En Hispanoamérica, el movimiento absurdista encuentra terreno fértil durante los años cincuenta, y adopta un sesgo político social en obras como El flaco y el gordo, de Piñera, o La noche de los asesinos, de José Triana. También en Europa del Este el absurdo es político: El comunicado, de Václav Havel, resulta puro Kafka. El espectáculo que abrió las puertas al movimiento es precisamente la adaptación de El proceso hecha por André Gide y dirigida por Jean-Louis Barrault: su combinación de clown y nonsense precede e inspira el trabajo de Ionesco, Adámov, Samuel Beckett y compañía.
Más que uno, hay tres teatros del absurdo. El puramente cómico, ejemplificado por La cantante calva y El cepillo de dientes, de Jorge Díaz. El cruel y artaudiano de Las criadas (Jean Genet) y Fando y Lis (Fernando Arrabal), y el metafísico de La última cinta de Krapp. El cuidador, de Harold Pinter, abre una vía hiperrealista: nada hay más desasosegador que las cosas tal como son, crudamente expuestas.

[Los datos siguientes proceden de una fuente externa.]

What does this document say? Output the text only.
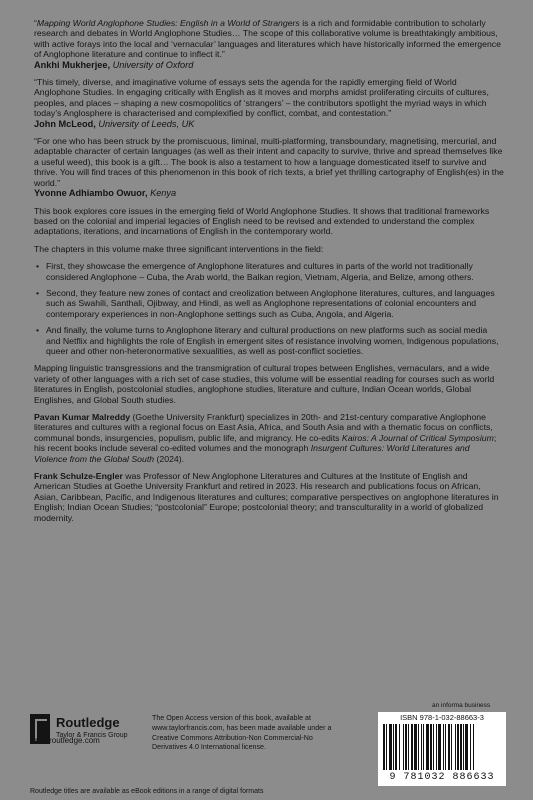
“Mapping World Anglophone Studies: English in a World of Strangers is a rich and formidable contribution to scholarly research and debates in World Anglophone Studies… The scope of this collaborative volume is breathtakingly ambitious, with active forays into the local and ‘vernacular’ languages and literatures which have historically informed the emergence of Anglophone literature and continue to inflect it.”

Ankhi Mukherjee, University of Oxford

“This timely, diverse, and imaginative volume of essays sets the agenda for the rapidly emerging field of World Anglophone Studies. In engaging critically with English as it moves and morphs amidst proliferating circuits of cultures, peoples, and places – shaping a new cosmopolitics of ‘strangers’ – the contributors spotlight the myriad ways in which today’s Anglosphere is characterised and complexified by conflict, combat, and contestation.”

John McLeod, University of Leeds, UK

“For one who has been struck by the promiscuous, liminal, multi-platforming, transboundary, magnetising, mercurial, and adaptable character of certain languages (as well as their intent and capacity to survive, thrive and spread themselves like a useful weed), this book is a gift… The book is also a testament to how a language domesticated itself to survive and thrive. You will find traces of this phenomenon in this book of rich texts, a brief yet thrilling cartography of English(es) in the world.”

Yvonne Adhiambo Owuor, Kenya

This book explores core issues in the emerging field of World Anglophone Studies. It shows that traditional frameworks based on the colonial and imperial legacies of English need to be revised and extended to understand the complex adaptations, iterations, and incarnations of English in the contemporary world.

The chapters in this volume make three significant interventions in the field:

• First, they showcase the emergence of Anglophone literatures and cultures in parts of the world not traditionally considered Anglophone – Cuba, the Arab world, the Balkan region, Vietnam, Algeria, and Belize, among others.
• Second, they feature new zones of contact and creolization between Anglophone literatures, cultures, and languages such as Swahili, Santhali, Ojibway, and Hindi, as well as Anglophone representations of colonial encounters and contemporary experiences in non-Anglophone settings such as Cuba, Angola, and Algeria.
• And finally, the volume turns to Anglophone literary and cultural productions on new platforms such as social media and Netflix and highlights the role of English in emergent sites of resistance involving women, Indigenous populations, queer and other non-heteronormative sexualities, as well as post-conflict societies.

Mapping linguistic transgressions and the transmigration of cultural tropes between Englishes, vernaculars, and a wide variety of other languages with a rich set of case studies, this volume will be essential reading for courses such as world literatures in English, postcolonial studies, anglophone studies, literature and culture, Indian Ocean worlds, Global Englishes, and Global South studies.

Pavan Kumar Malreddy (Goethe University Frankfurt) specializes in 20th- and 21st-century comparative Anglophone literatures and cultures with a regional focus on East Asia, Africa, and South Asia and with a thematic focus on conflicts, communal bonds, insurgencies, populism, public life, and migrancy. He co-edits Kairos: A Journal of Critical Symposium; his recent books include several co-edited volumes and the monograph Insurgent Cultures: World Literatures and Violence from the Global South (2024).

Frank Schulze-Engler was Professor of New Anglophone Literatures and Cultures at the Institute of English and American Studies at Goethe University Frankfurt and retired in 2023. His research and publications focus on African, Asian, Caribbean, Pacific, and Indigenous literatures and cultures; comparative perspectives on anglophone literatures in English; Indian Ocean Studies; “postcolonial” Europe; postcolonial theory; and transculturality in a world of globalized modernity.

Routledge
Taylor & Francis Group
www.routledge.com

The Open Access version of this book, available at www.taylorfrancis.com, has been made available under a Creative Commons Attribution-Non Commercial-No Derivatives 4.0 International license.

an informa business
ISBN 978-1-032-88663-3
9 781032 886633
Routledge titles are available as eBook editions in a range of digital formats
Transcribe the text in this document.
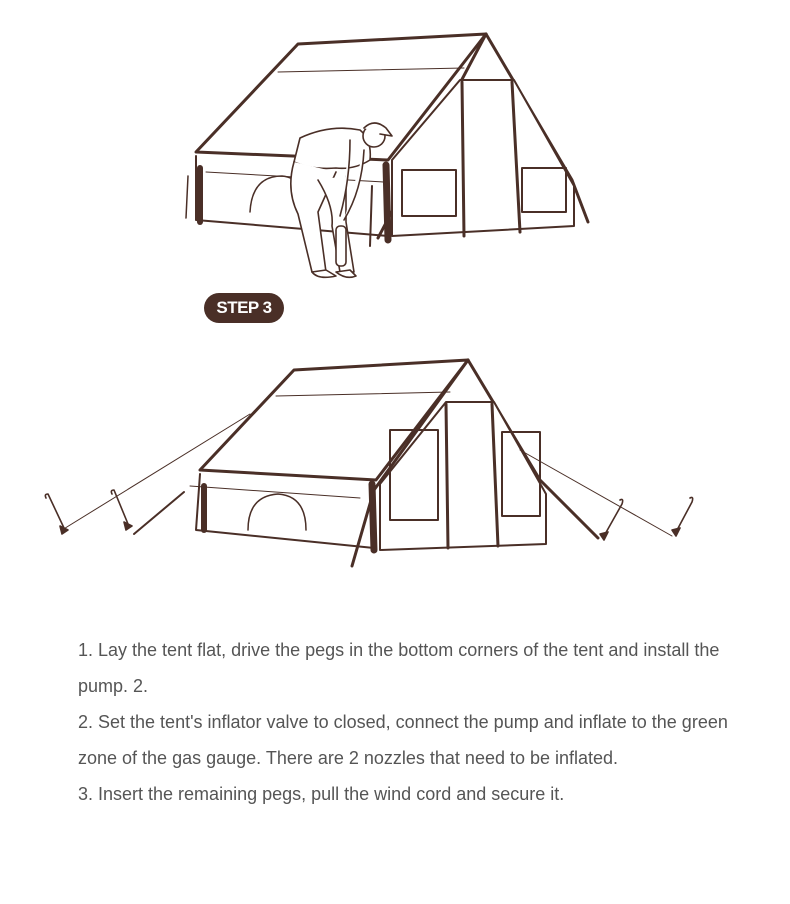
STEP 3
1. Lay the tent flat, drive the pegs in the bottom corners of the tent and install the pump. 2.
2. Set the tent's inflator valve to closed, connect the pump and inflate to the green zone of the gas gauge. There are 2 nozzles that need to be inflated.
3. Insert the remaining pegs, pull the wind cord and secure it.
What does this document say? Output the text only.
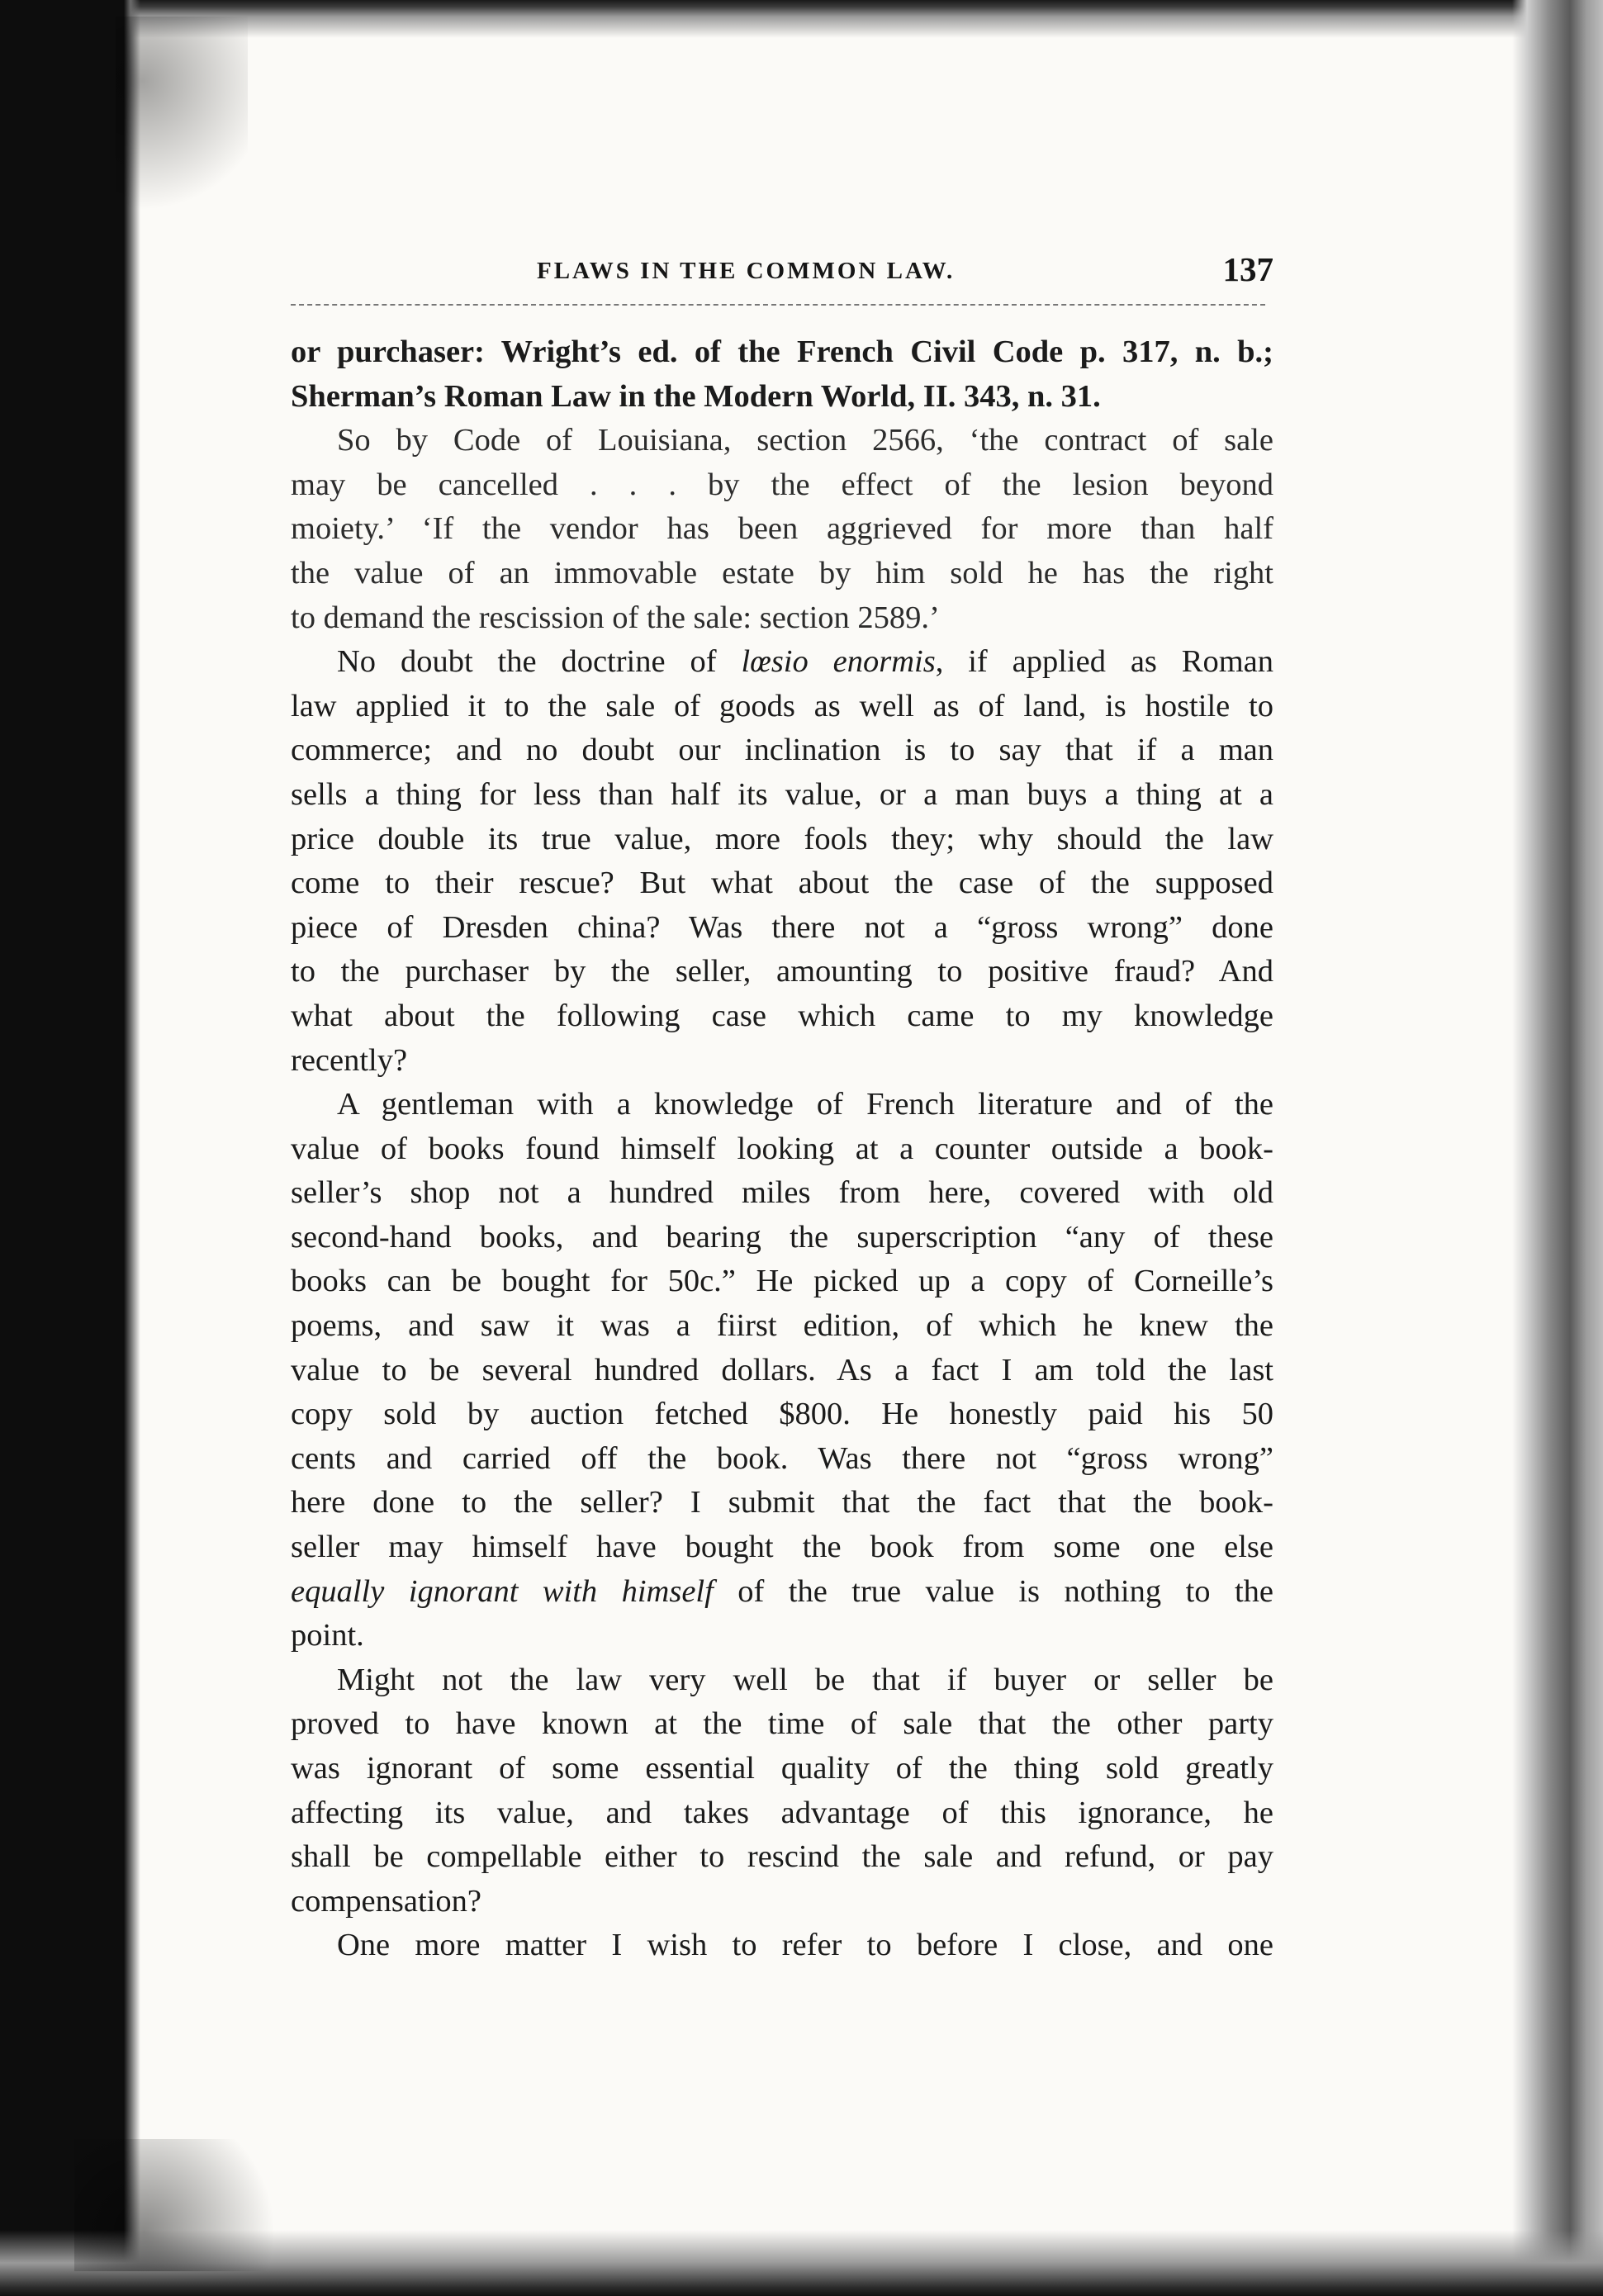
FLAWS IN THE COMMON LAW.	137

or purchaser: Wright’s ed. of the French Civil Code p. 317, n. b.;
Sherman’s Roman Law in the Modern World, II. 343, n. 31.

So by Code of Louisiana, section 2566, ‘the contract of sale
may be cancelled . . . by the effect of the lesion beyond
moiety.’ ‘If the vendor has been aggrieved for more than half
the value of an immovable estate by him sold he has the right
to demand the rescission of the sale: section 2589.’

No doubt the doctrine of lœsio enormis, if applied as Roman
law applied it to the sale of goods as well as of land, is hostile to
commerce; and no doubt our inclination is to say that if a man
sells a thing for less than half its value, or a man buys a thing at a
price double its true value, more fools they; why should the law
come to their rescue? But what about the case of the supposed
piece of Dresden china? Was there not a “gross wrong” done
to the purchaser by the seller, amounting to positive fraud? And
what about the following case which came to my knowledge
recently?

A gentleman with a knowledge of French literature and of the
value of books found himself looking at a counter outside a book-
seller’s shop not a hundred miles from here, covered with old
second-hand books, and bearing the superscription “any of these
books can be bought for 50c.” He picked up a copy of Corneille’s
poems, and saw it was a fiirst edition, of which he knew the
value to be several hundred dollars. As a fact I am told the last
copy sold by auction fetched $800. He honestly paid his 50
cents and carried off the book. Was there not “gross wrong”
here done to the seller? I submit that the fact that the book-
seller may himself have bought the book from some one else
equally ignorant with himself of the true value is nothing to the
point.

Might not the law very well be that if buyer or seller be
proved to have known at the time of sale that the other party
was ignorant of some essential quality of the thing sold greatly
affecting its value, and takes advantage of this ignorance, he
shall be compellable either to rescind the sale and refund, or pay
compensation?

One more matter I wish to refer to before I close, and one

Tras el auge de los años sesenta y setenta, el absurdo se convirtió en cajón de sastre, y sus procedimientos impregnaron el teatro comercial. Su aceptación se generalizó gracias a comedias televisivas escritas por Pinter o, en España, por Ibáñez Serrador (El asfalto) y Mercero/Garci (La cabina), que tuvieron un impacto social tremendo. Entre nuestros autores, el más beckettiano es Sanchis Sinisterra (Ñaque es Esperando a Godot ambientado en el Siglo de Oro), pero la huella del absurdo atraviesa toda la obra de Lluïsa Cunillé, Paco Zarzoso, Gustavo Pernas, David Desola...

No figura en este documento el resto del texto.